The slow slide into business casual has opened new horizons in what constitutes office-appropriate ensembles. Daring fashionistas are even turning yoga pants into business attire and finding ways to bring miniskirts into the office. And there's good news for sneakers enthusiasts: This experimental, boundary-pushing energy has extended into the realm of shoes. So long, pumps, and step aside, ballerina flats — sneakers are now joining the ranks of work-friendly footwear.

Hold on, though. While the advent of sneakers in the workplace is certainly exciting, picking the right sneakers for an office environment isn't as easy as throwing on your regular gym shoes. Whether you're eager to mix up your work wardrobe with chic and versatile black runners or a pair of good old-fashioned Chuck Taylors, styling sneakers for a professional setting requires a little thoughtfulness to ensure you end up sending the right sartorial message.

Stick to formal sneaker styles

It may seem strange to equate formality with sneakers, which have been quintessentially casual shoes since their inception. But nowadays the width and depth of the sneakers market includes unique styles for all occasions, including dressier shoe fashions that are perfect for exuding a professional vibe.

"For the office, you want to choose sneakers that are smart and reflect minimal flair," stylist Heather Newberger tells Marie Claire. "Premium materials like vegan leather always signify status, while metallics, platform silhouettes, and hints of color bring in more personal style." Newberger expounds that you're also better off with sneakers that have low-profile treads rather than chunky, sporty soles, demonstrating that the shoe is intended for fashion over athletics.

As for style, understated is always a win. Depending on your office environment, it can be tempting to play with bold shades — especially since colorful sneakers are having a moment. But if you're not sure how much you can get away with at your workplace, neutrals and earth tones provide a classy palette that instantly reads as professional. Materials and finishes can also play a huge role. Think about the type of fabrics you might encounter in traditional workwear, and how those could translate into a pair of cool, office-appropriate sneakers. Popular options include uppers that resemble leather, suede, or even wool.

Above all else, don't forget to keep the condition of your work sneakers in mind.
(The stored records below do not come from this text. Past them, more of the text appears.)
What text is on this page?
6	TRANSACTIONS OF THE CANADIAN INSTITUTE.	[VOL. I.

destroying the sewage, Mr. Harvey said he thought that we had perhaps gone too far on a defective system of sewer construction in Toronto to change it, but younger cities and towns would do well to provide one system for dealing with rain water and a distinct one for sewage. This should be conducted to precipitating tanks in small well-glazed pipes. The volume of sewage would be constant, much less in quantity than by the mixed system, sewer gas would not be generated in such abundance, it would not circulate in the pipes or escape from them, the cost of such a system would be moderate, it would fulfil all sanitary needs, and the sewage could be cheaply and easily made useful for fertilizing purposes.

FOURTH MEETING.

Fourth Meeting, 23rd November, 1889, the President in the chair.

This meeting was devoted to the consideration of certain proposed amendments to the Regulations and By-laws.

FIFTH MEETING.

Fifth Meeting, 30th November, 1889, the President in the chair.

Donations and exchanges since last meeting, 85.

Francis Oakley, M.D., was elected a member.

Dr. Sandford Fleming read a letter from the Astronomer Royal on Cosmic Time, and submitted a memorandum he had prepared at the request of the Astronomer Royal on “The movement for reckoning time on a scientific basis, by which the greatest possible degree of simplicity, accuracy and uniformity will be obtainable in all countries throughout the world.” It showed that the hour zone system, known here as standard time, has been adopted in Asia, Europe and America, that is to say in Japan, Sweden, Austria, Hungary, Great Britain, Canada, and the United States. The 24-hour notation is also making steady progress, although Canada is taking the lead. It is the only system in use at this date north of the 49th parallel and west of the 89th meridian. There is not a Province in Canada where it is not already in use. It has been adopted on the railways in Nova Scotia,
To project a competent image, your sneakers should be kept neat and tidy at all times. Clean your sneakers regularly to remove noticeable scuffs and dirt, and don't hesitate to retire them from the work rotation when they begin getting battered or frayed. Save those pairs for your days off and prioritize only the sharpest sneakers in your arsenal for the office.

Don't overlook the importance of comfort

The business shoes of yore haven't always placed comfort first. High heels, brogues, and even some flats have been valued for style over practicality, leaving workers to deal with sore arches, pinched toes, and the bane of heel blisters. So if you're now wearing sneakers to work, you're probably one step ahead in the shoe comfort game already. Still, it doesn't hurt to keep some sneaker tips in mind to ensure the well-being of your precious feet.

When it comes to work sneakers, fit is key. Begin by making sure that your shoes have a comfortable and roomy toe box. Cramped toes are not only uncomfortable but can contribute to ongoing issues like bunions, corns, ingrown nails, and hammer toes (per OrthoInfo).

To endure all-day wear, you also want work sneakers that provide a good cushion without looking like gym shoes. To strike the right balance, you may need to supplement the streamlined soles of your office sneakers with a good orthopedic insole. If your job involves a lot of walking or standing — such as at a standing desk — it may help to have particularly thick cushioning right beneath your heels.

Don't forget about arch support, either. You don't want to risk fallen arches, which can have a lasting and painful impact on your entire skeleton (via Advanced Foot and Ankle Specialists). So pick sneakers that cradle your foot closely. And if your new sneakers need to be broken in with a few hours of wear, try to do this in short increments outside of work. At the end of your workday, you don't want to be left achy and miserable in those new kicks — no matter how sharp they look.